The media, including social media, can be major allies in educating and raising awareness. They must not perpetuate stereotypes and gender inequalities or appear to condone violence against women. With today’s media reporting on acts of violence against women around the world, more and more people are becoming outraged by these crimes and calling for an end to impunity.
Achieving gender equality and ending violence against women is the responsibility of both men and women. The potential is there, and men are part and parcel of the solution; they should take an active part in the debate and stand up for women’s rights. The silent majority of non-violent men must speak out now and assume their responsibilities alongside women.
Women’s voices must also be heard. Women in leadership positions have the power to take specific action in response to the interests of and challenges faced by other women whose voices are not being heard or taken into account. However, women are still poorly represented in leadership positions and their presence in decision-making bodies must be increased; to that end, the adoption of temporary special measures should be considered.

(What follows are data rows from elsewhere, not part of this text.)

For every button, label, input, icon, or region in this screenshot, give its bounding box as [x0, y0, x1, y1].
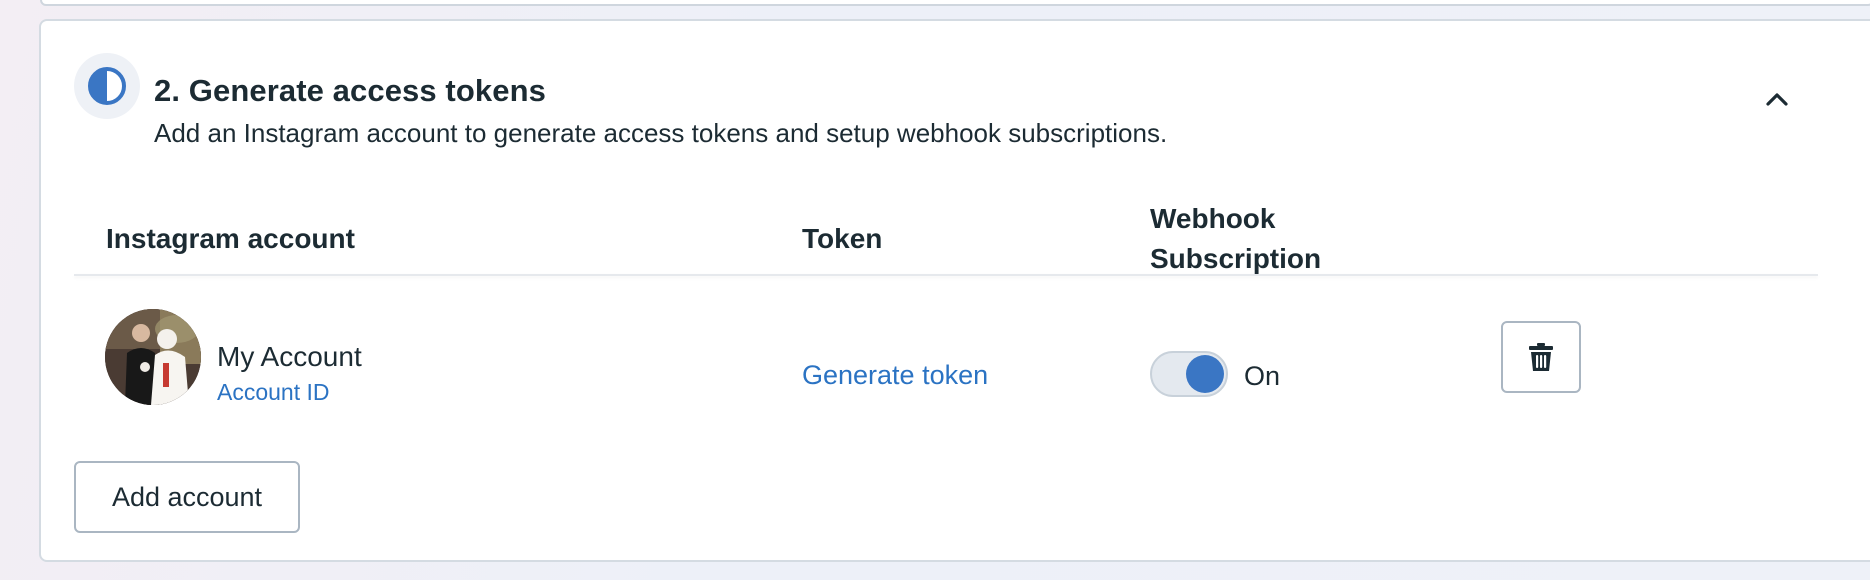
column-header-instagram-account: Instagram account	[106, 223, 355, 254]
step-card-generate-tokens: 2. Generate access tokens Add an Instagr…	[39, 19, 1870, 562]
avatar	[105, 309, 201, 405]
webhook-state-label: On	[1244, 361, 1281, 391]
toggle-knob	[1186, 355, 1224, 393]
trash-icon	[1529, 343, 1553, 371]
chevron-up-icon	[1766, 93, 1788, 106]
column-header-token: Token	[802, 223, 883, 254]
generate-token-link[interactable]: Generate token	[802, 360, 988, 391]
collapse-button[interactable]	[1757, 79, 1797, 119]
delete-account-button[interactable]	[1501, 321, 1581, 393]
table-header-divider	[74, 274, 1818, 276]
add-account-button[interactable]: Add account	[74, 461, 300, 533]
column-header-webhook-subscription: Webhook Subscription	[1150, 203, 1322, 274]
step-status-badge	[74, 53, 140, 119]
half-circle-progress-icon	[88, 67, 126, 105]
account-id-link[interactable]: Account ID	[217, 379, 330, 406]
step-description: Add an Instagram account to generate acc…	[154, 118, 1168, 148]
webhook-subscription-toggle[interactable]	[1150, 351, 1228, 397]
account-name: My Account	[217, 341, 362, 372]
step-title: 2. Generate access tokens	[154, 73, 546, 108]
previous-step-card	[40, 0, 1870, 6]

Effective change requires both a strong institutional framework and national bodies with the power to take action. We must build our parliaments’ capacity to put an end to violence against women and to achieve gender equality. Implementation of the IPU Plan of Action for Gender-sensitive Parliaments should serve as a reference as we introduce reforms and strengthen our institutions.
In 2015, we will turn the page on the Millennium Development Goals and celebrate the twentieth anniversary of the Beijing Platform for Action. The period 2015 to 2030 must be the final battle in the centuries-old fight for gender equality, and we must meet the challenge. As members of parliament, we vow to make that goal a reality.